RollingStoneGathersNoMoss健啖部

好奇心の向くままどたばたと東奔西走するおぢさんの日記、健啖部の活動報告。文化活動履歴の「文化部」にも是非お立ち寄り下さい

鮨處 はる駒@神保町:寿司

親方の田島さんが『鶴八』の暖簾を先代に返したのが昨年末。

できるだけ早く自分の店を出したい、とのことも
常連はやれ通い慣れた神保町から出てくれるな、などと
勝手にかまびすしいらしい(笑)

その時点では家作の目処も無く、さてどうなることやら
の言いっぷりも、蓋を開けてみれば、本年7月にははや開業の運び。

場所は旧店からは目と鼻の先。
『焼肉処 三幸園』の脇の(やはり)路地を入ったところ。


白木の引き戸を開けると
真新しい木の香りがぷ~んとする。

店主ご夫妻は「もう慣れた」とのことだったけど
たまにしか訪問しない身にはなかなか良い香り。


店内は以前よりも広くなり、奥にはテーブル席。
厨房を囲むL字型のカウンターは八席ほどか。

席間も多少広がり、横に座った人に気を使わなくて良いのは有り難いし、
なによりも後ろにぐっと椅子を引けるのは嬉しいかも。


訪問当日は我々の外にも十人ほどの来客となかなかの繁盛ぶり。
中には毎週土曜に訪う夫婦もいるらしい。

予約の電話もひっきりなし。
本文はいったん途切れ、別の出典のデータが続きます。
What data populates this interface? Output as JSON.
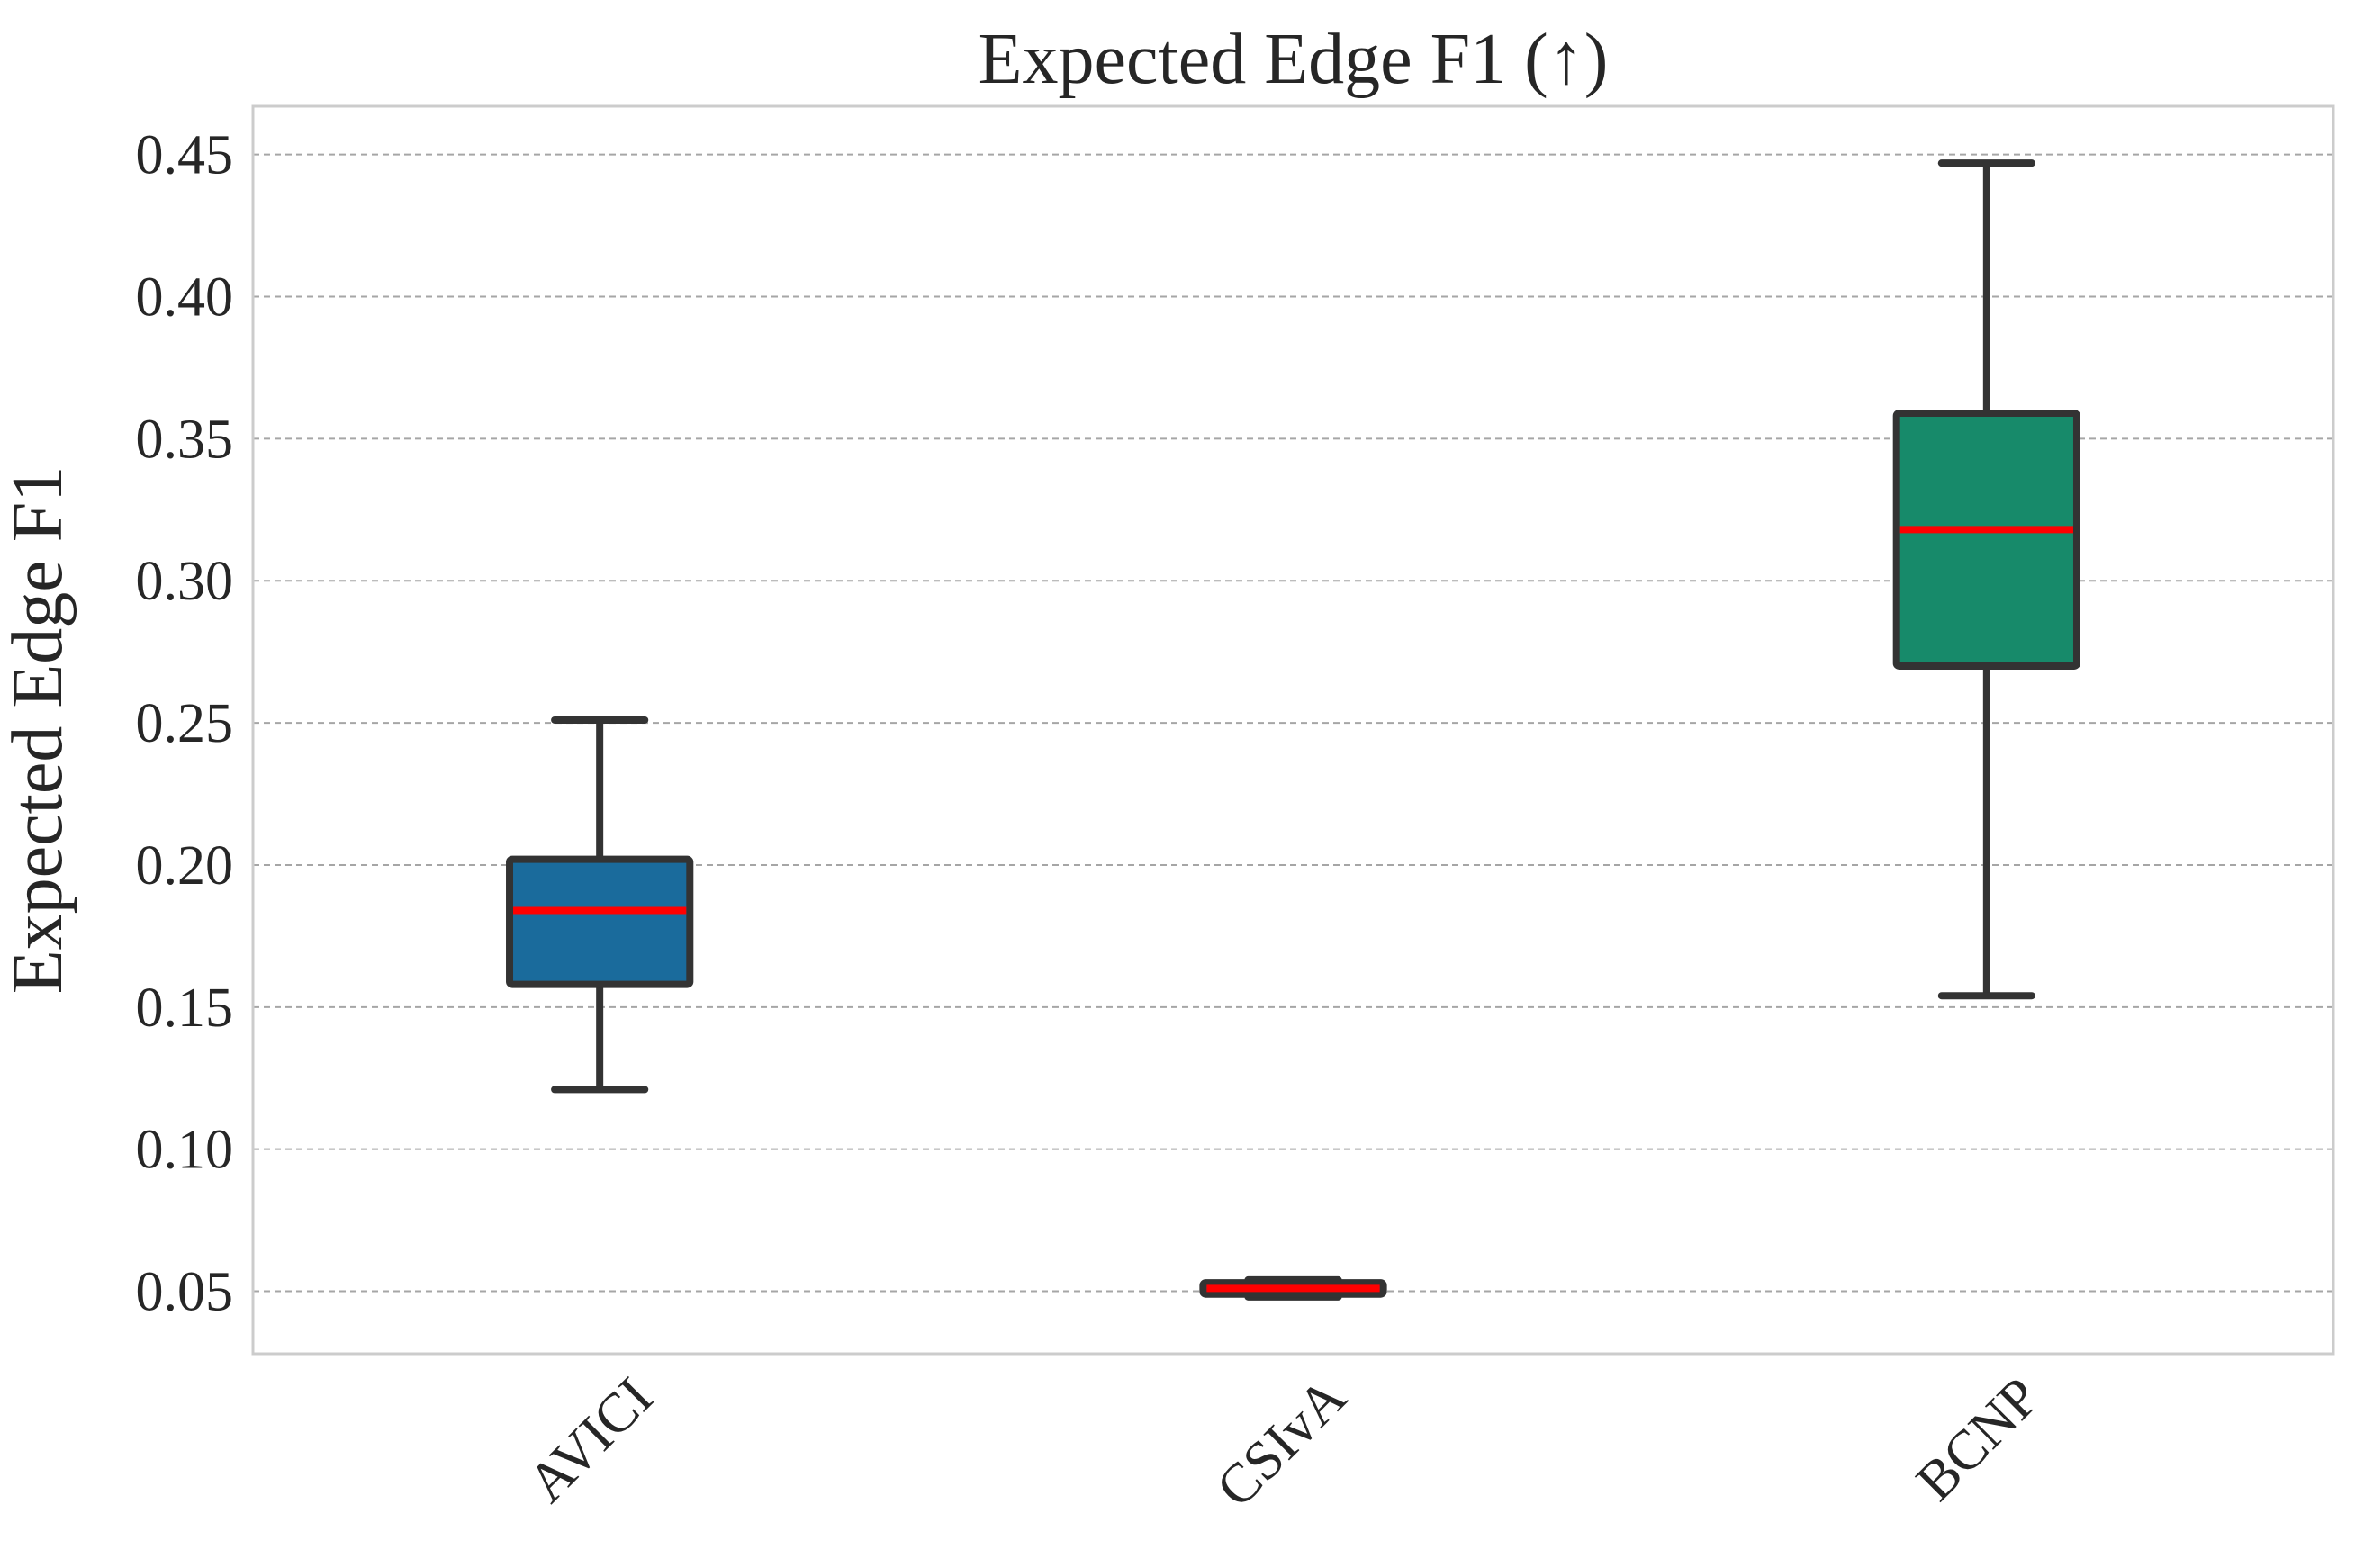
{
  "chart_data": {
    "type": "box",
    "title": "Expected Edge F1 (↑)",
    "xlabel": "",
    "ylabel": "Expected Edge F1",
    "ylim": [
      0.028,
      0.467
    ],
    "yticks": [
      0.05,
      0.1,
      0.15,
      0.2,
      0.25,
      0.3,
      0.35,
      0.4,
      0.45
    ],
    "ytick_labels": [
      "0.05",
      "0.10",
      "0.15",
      "0.20",
      "0.25",
      "0.30",
      "0.35",
      "0.40",
      "0.45"
    ],
    "categories": [
      "AVICI",
      "CSIvA",
      "BCNP"
    ],
    "grid": "y",
    "boxes": [
      {
        "category": "AVICI",
        "whisker_low": 0.121,
        "q1": 0.158,
        "median": 0.184,
        "q3": 0.202,
        "whisker_high": 0.251,
        "color": "#1a6b9c"
      },
      {
        "category": "CSIvA",
        "whisker_low": 0.048,
        "q1": 0.049,
        "median": 0.051,
        "q3": 0.053,
        "whisker_high": 0.054,
        "color": "#1a6b9c"
      },
      {
        "category": "BCNP",
        "whisker_low": 0.154,
        "q1": 0.27,
        "median": 0.318,
        "q3": 0.359,
        "whisker_high": 0.447,
        "color": "#178a6a"
      }
    ],
    "median_color": "#ff0000",
    "edge_color": "#333333",
    "grid_color": "#a6a6a6",
    "frame_color": "#cccccc"
  }
}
黒電話のじりりんとする鳴動がレトロ。

ただ打ち続く台風の影響で魚の入荷が思うに任せないこと、
豊洲移転当初の11日以降は場内外での動線や交通事情が不安なので
仕込みがランチには間に合わないかも、と
女将さんが都度都度丁寧な説明。

自分にはあまり関係の無いハナシと思っていたけど色んな処で影響出てるのね
豊洲問題。


さはさておき、厨房内に掲げられた白木の札を頼りに
つまみと握りを注文。

以前には無かった《沢庵巻き》や《胡瓜巻き》の札がある。


貝類は《小柱》と《はまぐり》の二種のみ。
白身も二種のみで、うち一つは《鯛の昆布〆》。
水分が適度に抜け旨味が凝縮され、昆布の味も乗り移り上々。

今日は《蛸》が殊の外素晴らしい。
煮足りないと硬いし、煮過ぎると味は抜けぐずぐずになるとのことだったけど、
入歯でも噛み切れるほどさくりと歯が通り
仄かな塩味、蛸のすっきりした香りも冴える。
最後は山葵で握ってもらう。

穴子》も口の中で蕩ける蕩ける。
普段は握りは一貫づつを旨としているものの、これだけは二貫を。
休んでる間はツメはどうしてたんですか?と問うと、
種類に応じて冷蔵したり、冷凍したりで保存の由。

穴子を巻きましょうか、とのことだったので
一も二も無くお願いすれば、酢飯までふわふわはらはらと解け
絶妙の口当たり。

小肌は事前予約客に一貫のみ。
当日の来訪者がないんですか?と尋ねても
ないんです、と
相変わらずにべもない。
仕込みはしてるんだろうけど、食べ頃じゃない、って
何時もの対応なのね。


それ以外にも刺身で食べ握りで食べと
満足満足。

〆には蛤の煮汁のお吸い物が出され
これはもう絶品。

お酒もしこたま呑んだので
払いの方は一人あて2.5万円ほども、
この多幸感には当然過ぎる対価。